His first published work was "The Law of the Movies", in The Motion Picture Magazine, December 1917. (His story "Painted Gold" may have been written earlier.) "Demons of the Night" was published in Detective Story Magazine on March 19, 1918, followed by "Was She Mad?" on March 25, 1918. He published "The Stone Image" in 1919. He introduced Jules de Grandin as a character in 1925 (taking the character's surname from his own middle name), and continued writing stories about him until 1951. The longest of the de Grandin stories is the 1932 novel-length story The Devil's Bride, strongly influenced by Robert W. Chambers' 1920 novel The Slayer of Souls.
In 1937, he returned to Washington to represent a chain of trade journals, and there subsequently became a government lawyer for the duration of World War II. He alternated between law and journalism all his life. He published over five hundred short stories.
His first book, Roads (a surprising new origin for Santa Claus, drawn from the original Christian legends), was published by Arkham House in 1948.
Ten of the Jules de Grandin stories were collected in The Phantom Fighter (Mycroft & Moran, an imprint of Arkham House; 1966).

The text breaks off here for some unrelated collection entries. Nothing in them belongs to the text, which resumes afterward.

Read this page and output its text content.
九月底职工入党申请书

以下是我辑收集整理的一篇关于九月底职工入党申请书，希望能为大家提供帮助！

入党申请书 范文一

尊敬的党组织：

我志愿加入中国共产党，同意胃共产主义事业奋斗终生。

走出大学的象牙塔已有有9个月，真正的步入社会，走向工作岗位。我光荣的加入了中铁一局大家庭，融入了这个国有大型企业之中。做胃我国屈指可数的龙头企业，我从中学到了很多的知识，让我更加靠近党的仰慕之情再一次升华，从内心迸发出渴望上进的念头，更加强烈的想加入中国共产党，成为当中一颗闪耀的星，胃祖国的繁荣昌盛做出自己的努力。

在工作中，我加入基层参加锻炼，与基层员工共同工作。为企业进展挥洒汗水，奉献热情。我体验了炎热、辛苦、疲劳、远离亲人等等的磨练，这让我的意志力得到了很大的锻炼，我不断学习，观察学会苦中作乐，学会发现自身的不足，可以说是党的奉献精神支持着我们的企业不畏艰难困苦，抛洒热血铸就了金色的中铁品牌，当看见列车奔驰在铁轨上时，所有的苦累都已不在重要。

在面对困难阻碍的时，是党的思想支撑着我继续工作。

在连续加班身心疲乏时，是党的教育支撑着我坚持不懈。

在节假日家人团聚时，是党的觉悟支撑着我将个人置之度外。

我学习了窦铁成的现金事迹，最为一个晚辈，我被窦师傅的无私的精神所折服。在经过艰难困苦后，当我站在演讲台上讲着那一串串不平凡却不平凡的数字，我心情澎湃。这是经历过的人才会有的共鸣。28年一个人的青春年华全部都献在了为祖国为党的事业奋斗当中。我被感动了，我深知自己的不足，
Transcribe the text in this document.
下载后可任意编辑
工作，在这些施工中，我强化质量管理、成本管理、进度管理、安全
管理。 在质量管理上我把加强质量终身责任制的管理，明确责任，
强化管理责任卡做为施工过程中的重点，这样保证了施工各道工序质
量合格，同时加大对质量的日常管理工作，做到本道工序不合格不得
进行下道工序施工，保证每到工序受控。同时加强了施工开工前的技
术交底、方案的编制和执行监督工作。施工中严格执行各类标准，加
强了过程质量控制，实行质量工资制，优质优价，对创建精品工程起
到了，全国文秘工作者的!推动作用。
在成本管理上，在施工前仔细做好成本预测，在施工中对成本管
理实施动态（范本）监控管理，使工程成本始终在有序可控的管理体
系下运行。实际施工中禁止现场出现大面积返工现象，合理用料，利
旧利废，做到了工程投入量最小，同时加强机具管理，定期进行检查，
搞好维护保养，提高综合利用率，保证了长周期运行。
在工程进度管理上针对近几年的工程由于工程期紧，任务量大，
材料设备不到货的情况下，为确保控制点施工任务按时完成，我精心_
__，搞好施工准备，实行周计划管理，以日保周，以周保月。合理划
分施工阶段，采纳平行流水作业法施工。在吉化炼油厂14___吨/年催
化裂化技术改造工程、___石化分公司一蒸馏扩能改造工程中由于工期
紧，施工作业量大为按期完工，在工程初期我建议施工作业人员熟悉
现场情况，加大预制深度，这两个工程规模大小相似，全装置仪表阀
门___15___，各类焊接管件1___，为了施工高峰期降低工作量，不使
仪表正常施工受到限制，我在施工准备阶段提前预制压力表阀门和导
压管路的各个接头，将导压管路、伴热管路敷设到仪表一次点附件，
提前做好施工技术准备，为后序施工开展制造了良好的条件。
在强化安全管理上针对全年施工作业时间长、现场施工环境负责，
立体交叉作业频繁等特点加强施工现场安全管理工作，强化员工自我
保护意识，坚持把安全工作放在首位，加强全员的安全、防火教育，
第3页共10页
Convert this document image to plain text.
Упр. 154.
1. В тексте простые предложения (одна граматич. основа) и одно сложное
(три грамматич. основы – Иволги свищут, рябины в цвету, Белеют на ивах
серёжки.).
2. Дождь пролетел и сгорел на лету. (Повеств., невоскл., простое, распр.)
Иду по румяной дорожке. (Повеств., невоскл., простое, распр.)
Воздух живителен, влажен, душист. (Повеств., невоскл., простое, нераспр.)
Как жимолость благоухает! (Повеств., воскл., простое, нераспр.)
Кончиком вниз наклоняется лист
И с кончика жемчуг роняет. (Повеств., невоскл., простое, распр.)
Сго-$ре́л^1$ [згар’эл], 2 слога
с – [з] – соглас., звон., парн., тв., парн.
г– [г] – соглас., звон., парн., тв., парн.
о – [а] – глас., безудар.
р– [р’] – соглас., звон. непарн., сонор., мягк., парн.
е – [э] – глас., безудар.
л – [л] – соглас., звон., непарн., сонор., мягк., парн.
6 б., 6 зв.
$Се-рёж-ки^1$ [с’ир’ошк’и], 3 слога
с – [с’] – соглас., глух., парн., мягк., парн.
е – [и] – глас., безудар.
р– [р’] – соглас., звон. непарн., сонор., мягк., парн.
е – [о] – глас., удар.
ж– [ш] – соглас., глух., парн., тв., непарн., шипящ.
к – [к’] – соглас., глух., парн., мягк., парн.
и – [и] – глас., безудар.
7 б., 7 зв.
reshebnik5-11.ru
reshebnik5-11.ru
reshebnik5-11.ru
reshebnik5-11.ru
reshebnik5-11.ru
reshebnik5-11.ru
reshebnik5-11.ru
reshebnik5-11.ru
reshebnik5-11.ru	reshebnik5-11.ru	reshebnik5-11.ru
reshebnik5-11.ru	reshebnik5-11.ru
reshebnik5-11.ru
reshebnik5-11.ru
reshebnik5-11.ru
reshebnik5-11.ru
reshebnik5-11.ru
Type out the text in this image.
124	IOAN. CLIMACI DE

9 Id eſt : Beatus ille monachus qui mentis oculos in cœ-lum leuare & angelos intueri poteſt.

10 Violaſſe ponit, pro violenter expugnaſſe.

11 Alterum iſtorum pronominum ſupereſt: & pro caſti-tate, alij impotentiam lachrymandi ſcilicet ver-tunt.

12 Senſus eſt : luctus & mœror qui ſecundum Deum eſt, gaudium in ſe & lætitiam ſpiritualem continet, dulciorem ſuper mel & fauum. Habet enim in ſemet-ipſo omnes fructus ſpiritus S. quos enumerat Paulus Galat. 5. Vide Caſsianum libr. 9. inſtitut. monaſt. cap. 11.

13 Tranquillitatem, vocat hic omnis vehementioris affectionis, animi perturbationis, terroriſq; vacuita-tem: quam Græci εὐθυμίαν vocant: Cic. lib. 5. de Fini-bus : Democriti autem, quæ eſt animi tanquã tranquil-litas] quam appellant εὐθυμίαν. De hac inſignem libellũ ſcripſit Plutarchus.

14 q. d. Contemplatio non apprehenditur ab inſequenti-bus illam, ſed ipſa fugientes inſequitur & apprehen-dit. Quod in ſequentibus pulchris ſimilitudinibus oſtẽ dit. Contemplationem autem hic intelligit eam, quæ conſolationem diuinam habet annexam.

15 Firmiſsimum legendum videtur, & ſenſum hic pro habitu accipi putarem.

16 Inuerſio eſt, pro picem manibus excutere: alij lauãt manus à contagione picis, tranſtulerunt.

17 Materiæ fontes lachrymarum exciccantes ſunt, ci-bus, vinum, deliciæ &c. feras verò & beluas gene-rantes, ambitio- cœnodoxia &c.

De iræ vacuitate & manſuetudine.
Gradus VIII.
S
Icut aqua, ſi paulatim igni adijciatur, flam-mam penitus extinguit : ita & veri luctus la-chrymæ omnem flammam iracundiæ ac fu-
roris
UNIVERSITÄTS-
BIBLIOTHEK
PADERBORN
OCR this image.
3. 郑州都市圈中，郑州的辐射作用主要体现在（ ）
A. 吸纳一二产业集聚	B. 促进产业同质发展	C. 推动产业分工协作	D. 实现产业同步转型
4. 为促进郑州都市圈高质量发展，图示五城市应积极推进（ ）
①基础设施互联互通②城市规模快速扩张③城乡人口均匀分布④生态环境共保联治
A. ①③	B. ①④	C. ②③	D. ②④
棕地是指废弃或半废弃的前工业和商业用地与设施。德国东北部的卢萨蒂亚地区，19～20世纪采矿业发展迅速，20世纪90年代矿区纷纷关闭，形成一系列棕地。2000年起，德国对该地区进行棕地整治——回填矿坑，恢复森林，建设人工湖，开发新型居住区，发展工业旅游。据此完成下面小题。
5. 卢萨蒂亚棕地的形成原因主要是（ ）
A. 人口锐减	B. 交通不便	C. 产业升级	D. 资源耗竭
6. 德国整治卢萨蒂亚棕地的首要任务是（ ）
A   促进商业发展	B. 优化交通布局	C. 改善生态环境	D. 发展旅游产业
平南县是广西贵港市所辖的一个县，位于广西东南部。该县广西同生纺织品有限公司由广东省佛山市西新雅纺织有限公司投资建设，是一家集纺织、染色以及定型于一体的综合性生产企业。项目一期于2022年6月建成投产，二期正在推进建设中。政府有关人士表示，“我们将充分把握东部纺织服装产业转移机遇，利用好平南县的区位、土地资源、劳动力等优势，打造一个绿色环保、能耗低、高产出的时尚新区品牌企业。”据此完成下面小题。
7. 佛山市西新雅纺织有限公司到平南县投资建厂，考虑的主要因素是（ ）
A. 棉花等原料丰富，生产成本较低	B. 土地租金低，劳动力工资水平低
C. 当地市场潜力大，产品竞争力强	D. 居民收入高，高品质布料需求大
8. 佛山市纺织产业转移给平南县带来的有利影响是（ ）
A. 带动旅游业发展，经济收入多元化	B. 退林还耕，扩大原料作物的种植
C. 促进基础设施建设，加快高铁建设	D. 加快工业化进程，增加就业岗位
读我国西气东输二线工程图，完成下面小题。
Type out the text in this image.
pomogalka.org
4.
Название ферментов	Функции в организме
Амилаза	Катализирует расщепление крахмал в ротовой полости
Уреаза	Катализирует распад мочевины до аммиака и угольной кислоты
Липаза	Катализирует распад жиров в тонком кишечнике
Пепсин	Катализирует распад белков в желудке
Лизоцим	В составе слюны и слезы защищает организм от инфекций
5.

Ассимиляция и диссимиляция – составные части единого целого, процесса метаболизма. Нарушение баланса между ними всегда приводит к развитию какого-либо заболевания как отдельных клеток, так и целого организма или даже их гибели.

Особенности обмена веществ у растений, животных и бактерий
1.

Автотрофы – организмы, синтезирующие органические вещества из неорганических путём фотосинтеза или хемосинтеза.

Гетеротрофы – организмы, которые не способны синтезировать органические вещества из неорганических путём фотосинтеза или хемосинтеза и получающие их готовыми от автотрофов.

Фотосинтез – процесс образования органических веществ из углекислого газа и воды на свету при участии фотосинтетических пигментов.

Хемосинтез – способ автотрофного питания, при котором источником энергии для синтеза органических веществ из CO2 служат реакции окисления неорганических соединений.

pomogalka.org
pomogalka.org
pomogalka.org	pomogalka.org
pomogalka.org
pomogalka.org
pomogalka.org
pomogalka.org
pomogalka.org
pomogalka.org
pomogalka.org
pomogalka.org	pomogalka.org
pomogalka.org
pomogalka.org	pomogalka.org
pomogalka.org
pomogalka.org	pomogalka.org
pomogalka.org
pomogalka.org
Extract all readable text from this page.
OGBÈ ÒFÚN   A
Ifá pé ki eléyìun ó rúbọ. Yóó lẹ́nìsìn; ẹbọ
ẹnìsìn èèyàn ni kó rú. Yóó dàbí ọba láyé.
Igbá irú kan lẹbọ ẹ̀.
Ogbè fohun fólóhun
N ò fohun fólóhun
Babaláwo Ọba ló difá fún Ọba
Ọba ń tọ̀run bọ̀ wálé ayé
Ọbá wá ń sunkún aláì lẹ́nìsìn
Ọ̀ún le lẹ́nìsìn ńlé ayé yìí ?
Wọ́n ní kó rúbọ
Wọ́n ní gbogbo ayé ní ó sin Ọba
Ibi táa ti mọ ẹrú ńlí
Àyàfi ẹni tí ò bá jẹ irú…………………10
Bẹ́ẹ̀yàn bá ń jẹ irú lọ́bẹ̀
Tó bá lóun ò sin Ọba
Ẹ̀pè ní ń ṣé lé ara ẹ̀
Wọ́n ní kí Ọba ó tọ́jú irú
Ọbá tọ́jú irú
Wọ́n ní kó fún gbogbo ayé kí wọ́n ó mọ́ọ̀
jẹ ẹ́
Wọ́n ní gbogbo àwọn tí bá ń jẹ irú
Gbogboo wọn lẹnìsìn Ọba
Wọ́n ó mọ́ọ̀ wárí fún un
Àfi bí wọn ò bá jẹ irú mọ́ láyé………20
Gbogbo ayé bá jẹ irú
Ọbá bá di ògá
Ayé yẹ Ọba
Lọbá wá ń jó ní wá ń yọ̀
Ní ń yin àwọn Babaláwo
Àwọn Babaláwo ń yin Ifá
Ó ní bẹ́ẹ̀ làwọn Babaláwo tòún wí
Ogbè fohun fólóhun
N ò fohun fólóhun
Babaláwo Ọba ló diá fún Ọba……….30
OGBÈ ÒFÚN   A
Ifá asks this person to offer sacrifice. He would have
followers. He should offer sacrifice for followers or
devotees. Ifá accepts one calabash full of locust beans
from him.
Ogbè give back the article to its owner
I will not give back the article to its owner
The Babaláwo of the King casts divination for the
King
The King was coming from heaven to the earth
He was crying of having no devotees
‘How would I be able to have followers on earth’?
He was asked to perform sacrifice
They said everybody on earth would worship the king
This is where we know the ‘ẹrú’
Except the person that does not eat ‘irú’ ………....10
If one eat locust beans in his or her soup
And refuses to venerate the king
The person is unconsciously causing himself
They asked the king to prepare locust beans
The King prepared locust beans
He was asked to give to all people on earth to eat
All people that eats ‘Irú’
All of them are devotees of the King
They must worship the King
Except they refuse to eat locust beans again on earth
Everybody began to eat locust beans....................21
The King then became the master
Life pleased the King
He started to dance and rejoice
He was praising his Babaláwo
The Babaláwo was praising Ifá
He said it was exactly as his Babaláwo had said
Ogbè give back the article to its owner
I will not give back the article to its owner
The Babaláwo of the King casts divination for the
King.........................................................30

A broader selection of the stories, including the novel The Devil's Bride, was issued in a six-volume Popular Library paperback edition in 1967–77. A three-volume omnibus reportedly including all the de Grandin stories was issued by Battered Silicon Dispatch Box in 2001.
Although the De Grandin stories were enormously popular on their initial publication, modern critics tend to regard them as the weakest part of Quinn's work, with Brian Stableford describing the De Grandin stories "as indeed rather undistinguished", claiming they are full of stereotyped characters and poorly resolved plots. Quinn wrote several non-De Grandin tales in the 1940s and 1950s; Stableford states Quinn's "best stories here are ironically perverted love stories", such as "The Globe of Memories" (1937) and "Glamour" (1939).
His writing was secondary to his career as a lawyer specializing in mortuary jurisprudence. He taught this subject at mortuary schools for many years, and for some 15 years was the editor of Casket & Sunnyside, a leading trade journal. Quinn wrote articles for The American Funeral Director and other trade journals.
Quinn was a contemporary of Robert E. Howard, H. P. Lovecraft, and Clark Ashton Smith. Mary Elizabeth Counselman was a friend of Quinn's and wrote a tribute to him after he died.
Quinn's posthumously published novel Alien Flesh (1977) is a sexually explicit erotic fantasy about a male Egyptologist who has a magical sex change into a beautiful young woman. It has been described as a "bold and striking celebration of sexual confusion" in the style of Pierre Louÿs. It was illustrated by Stephen Fabian.